One of the Andorian’s ran forward and took the baby from Katie. “Take care of him.” She leaned over and kissed the prince on top of his head. He reached up and grabbed a handful of her curls, putting them in his mouth.
“When will you be coming back, MaKani?” the Andorian asked as Katie extracted her hair from the baby’s grip.
“I haven’t a clue,” Katie replied. “We don’t even know where we are going yet.”
“Actually,” I cleared my throat. “We are going to Andromeda.”
“Andromeda?” Katie demanded. “How do you know?”
“Uh…” I cleared my throat again. “Senya told me?”
“What?” My father frowned and narrowed his eyes at me.
“Was that before or after the squid dudes kidnapped him?” Thad asked.
“I think after,” I said. “It was just a few hours ago.”
“That’s definitely after then,” Thad nodded. “The squid dudes took him what? About seven, eight…”
“What the hell nonsense are you spouting?” my father declared. “We are wasting precious time here. Goodbye Madame.” My father turned to board the ship. “Berkan, come along if you are coming,” he called over his shoulder. “Andromeda.”
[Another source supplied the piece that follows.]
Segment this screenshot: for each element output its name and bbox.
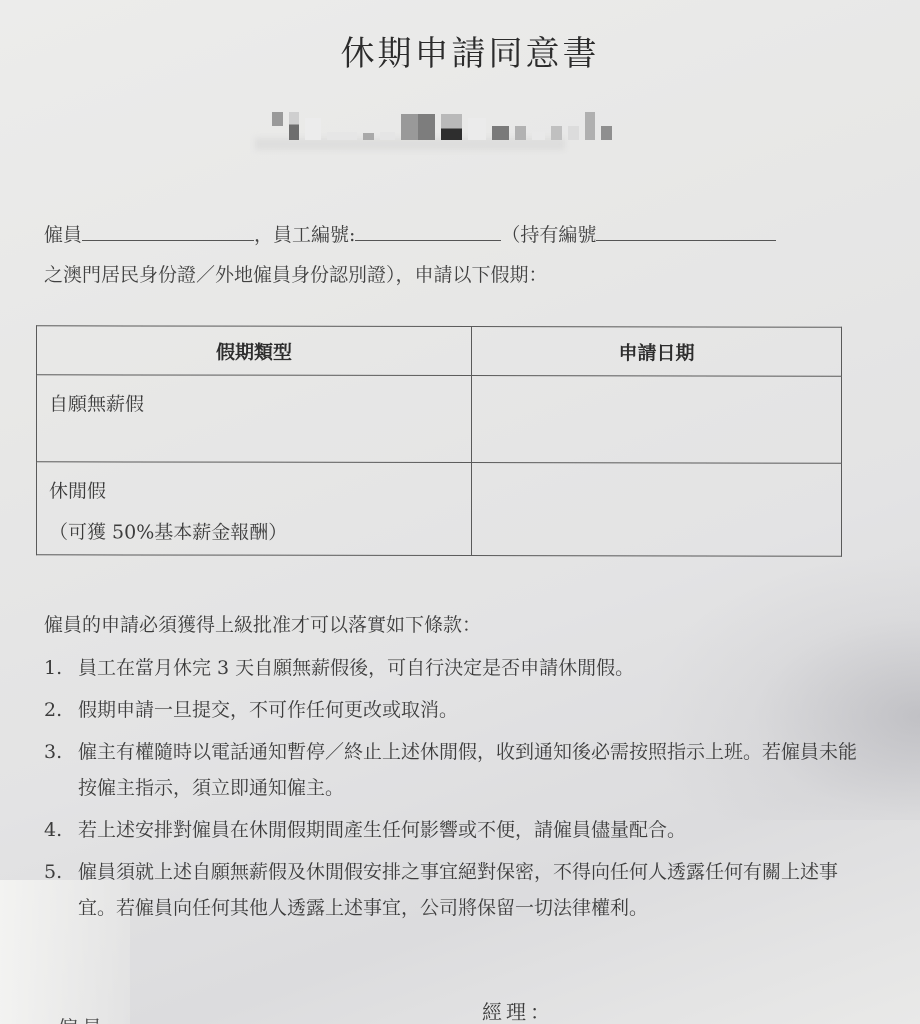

“Stop!” Katie commanded. “I am coming. I am his wife, which means I am the MaKani and now you are going to listen to me. I have been to Andromeda and it wasn't pretty. We barely got out alive and we were in an Allied Class A Starship. I doubt you or any of your pathetic Mishnese spaceplanes have ever been past the fourth quadrant let alone had to deal with anti-matter fields and worm holes every other click. Besides that, every one of those spaceplanes out there in that bay belongs to me and I say that Thad and I are coming or nobody will go!” She pushed her way into the airlock, past my father, who raised his eyebrows in stunned amazement. Thad followed her into the companionway.